While this Near Eastern commentator and the Western commentators are approximately the same in application, the Near Eastern commentator’s statement about the ‘evil eye’ being diseased and covetous certainly seems to better clarify our narrative context. In our narrative context, accusations flew against Jesus for performing wonders, and he eventually retorts by saying that the evil generation sought a sign.7 However, shortly following that statement, there appears a list of grievances, of which can be attributed to the diseased and covetous behavior (the ‘evil eye’) of the evil generation, the leaders. These are cutting, and harsh words (if not slanderous words) from Jesus against the leadership. While it can and does have a personal application, the ‘evil eye’ statement seems best understood to be about the leaders. Knowing this, it leaves the Gospel reader with little wonder as to why they laid traps to catch Jesus.8

We saw three different commentators, an American, a European, and a Near Easterner. The two of the West attempted to explain the passage, while the Near Easterner provided insight.
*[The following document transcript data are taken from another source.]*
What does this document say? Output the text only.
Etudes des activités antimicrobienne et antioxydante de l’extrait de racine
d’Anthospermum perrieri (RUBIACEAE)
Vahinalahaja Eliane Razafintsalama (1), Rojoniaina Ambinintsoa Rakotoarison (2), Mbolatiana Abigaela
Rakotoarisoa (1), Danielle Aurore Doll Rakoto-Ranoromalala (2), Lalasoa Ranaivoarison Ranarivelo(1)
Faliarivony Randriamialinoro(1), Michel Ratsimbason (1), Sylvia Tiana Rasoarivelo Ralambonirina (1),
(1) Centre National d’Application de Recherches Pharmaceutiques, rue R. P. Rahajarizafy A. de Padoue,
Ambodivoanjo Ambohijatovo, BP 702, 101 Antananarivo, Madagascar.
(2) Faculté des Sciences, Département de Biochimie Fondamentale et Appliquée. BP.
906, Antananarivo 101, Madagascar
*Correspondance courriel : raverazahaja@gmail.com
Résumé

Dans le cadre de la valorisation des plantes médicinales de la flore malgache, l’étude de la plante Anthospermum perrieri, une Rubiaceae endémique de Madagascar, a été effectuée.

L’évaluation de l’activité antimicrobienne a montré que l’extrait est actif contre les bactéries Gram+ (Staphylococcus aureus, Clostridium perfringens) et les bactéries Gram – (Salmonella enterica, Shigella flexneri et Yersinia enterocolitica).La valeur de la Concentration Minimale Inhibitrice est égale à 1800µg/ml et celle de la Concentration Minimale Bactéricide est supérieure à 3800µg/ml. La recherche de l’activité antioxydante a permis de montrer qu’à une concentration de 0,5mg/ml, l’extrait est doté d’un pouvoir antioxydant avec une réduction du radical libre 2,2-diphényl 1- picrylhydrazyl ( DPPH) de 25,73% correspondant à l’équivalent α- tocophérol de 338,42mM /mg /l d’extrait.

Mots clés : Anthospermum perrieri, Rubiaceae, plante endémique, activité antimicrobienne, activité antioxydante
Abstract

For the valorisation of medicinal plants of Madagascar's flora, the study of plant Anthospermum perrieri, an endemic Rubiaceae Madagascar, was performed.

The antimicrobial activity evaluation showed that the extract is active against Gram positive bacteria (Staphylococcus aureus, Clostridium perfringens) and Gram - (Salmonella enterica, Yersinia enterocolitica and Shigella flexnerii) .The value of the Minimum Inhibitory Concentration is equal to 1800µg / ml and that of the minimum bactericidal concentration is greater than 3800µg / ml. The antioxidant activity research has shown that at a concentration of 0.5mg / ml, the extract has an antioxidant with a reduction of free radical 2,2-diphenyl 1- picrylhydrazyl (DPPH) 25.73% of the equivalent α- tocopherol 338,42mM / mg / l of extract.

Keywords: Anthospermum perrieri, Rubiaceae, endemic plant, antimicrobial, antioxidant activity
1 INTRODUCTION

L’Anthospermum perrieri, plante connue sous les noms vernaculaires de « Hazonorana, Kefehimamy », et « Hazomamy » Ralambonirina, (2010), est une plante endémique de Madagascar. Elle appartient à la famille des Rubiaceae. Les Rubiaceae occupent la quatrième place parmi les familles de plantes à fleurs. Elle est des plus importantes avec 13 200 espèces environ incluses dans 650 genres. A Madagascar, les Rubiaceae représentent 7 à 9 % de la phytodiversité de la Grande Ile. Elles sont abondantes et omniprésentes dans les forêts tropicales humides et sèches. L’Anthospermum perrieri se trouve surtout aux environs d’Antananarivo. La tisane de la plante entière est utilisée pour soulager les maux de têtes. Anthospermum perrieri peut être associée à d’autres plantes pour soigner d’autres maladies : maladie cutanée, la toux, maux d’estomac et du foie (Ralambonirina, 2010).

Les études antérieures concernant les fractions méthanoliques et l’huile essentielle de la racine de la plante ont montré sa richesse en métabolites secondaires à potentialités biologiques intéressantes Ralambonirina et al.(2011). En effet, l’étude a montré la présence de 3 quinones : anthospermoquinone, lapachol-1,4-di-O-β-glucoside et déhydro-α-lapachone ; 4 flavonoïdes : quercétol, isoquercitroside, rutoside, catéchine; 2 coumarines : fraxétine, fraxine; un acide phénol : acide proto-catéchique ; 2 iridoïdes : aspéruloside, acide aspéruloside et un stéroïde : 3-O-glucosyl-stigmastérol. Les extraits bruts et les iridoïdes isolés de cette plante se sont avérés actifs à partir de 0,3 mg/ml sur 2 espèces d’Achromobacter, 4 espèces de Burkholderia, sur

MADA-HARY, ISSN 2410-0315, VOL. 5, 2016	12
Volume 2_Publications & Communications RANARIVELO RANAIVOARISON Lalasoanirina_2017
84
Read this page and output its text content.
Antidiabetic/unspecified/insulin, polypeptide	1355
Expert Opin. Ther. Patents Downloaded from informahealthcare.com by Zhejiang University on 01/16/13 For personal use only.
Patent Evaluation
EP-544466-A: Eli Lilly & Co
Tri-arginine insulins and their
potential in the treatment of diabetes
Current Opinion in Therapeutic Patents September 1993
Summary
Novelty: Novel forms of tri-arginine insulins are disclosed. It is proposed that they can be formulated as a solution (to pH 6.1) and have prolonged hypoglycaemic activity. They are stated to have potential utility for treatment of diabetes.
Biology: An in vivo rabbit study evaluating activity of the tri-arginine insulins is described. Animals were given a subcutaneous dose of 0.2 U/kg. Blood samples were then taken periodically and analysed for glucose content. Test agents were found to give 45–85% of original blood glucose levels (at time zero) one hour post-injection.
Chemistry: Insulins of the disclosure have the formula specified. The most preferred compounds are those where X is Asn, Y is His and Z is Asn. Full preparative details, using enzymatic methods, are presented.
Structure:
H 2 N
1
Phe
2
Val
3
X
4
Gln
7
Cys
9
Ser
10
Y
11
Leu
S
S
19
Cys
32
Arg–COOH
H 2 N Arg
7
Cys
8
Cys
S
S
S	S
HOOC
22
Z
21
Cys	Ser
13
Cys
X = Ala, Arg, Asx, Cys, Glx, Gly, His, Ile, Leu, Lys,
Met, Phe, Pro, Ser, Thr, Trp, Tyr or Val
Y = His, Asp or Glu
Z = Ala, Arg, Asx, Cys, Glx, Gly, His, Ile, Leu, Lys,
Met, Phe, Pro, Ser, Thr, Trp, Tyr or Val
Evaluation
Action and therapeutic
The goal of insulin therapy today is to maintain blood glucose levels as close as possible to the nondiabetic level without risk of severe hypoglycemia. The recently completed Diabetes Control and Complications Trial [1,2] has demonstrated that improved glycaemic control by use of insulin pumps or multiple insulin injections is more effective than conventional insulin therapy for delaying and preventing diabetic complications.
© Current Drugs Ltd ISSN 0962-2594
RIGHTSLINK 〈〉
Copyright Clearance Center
It is of interest to see that the Western commentators do not necessarily conflict with the Near Eastern, but both Westerners seem to rely on a philosophically based theology to draw their conclusion. However, the Near Eastern commentator provides greater sociological insight into a specific cultural expression that assists the passage and narrative context. So, while the reader’s considerations and thoughts for this ‘evil eye’ passage may or may not remain the same, it is interesting to see how narrative context and cultural context play major roles in Scripture interpretation. At the very least, it is interesting. May Jehovah bless us all.

1. “The meaning is not easy.” The Daily Study Bible Series, The Gospel of Luke, Revised Edition; William Barclay; Third Printing, 1977; ISBN 0-664-24104-4; p. 153.
2. “Luke 11.34 application.” A Commentary on the Gospel According to Luke; H. Leo Boles; ISBN 0-89225-003-8, pp. 238-239.
3. “Narrative context.” Luke 11.14-54.
4. “Evil generation.” Luke 11.29.
5. “Grievances against Pharisees and Lawyers.” Luke 11.37-52.
6. “Evil eye.” Aramaic New Testament Series – Volume 2, Aramaic Light on the Gospels of Mark and Luke, A Commentary on the Teachings of Jesus from the Aramaic and Unchanged Near Eastern Customs; Rocco A. Errico and George M. Lamsa; pp. 186-187.
7. “Evil generation seeks a sign.” Luke 11.29.
8. “Leaders Response: Entrap Jesus.” Luke 11.53-54.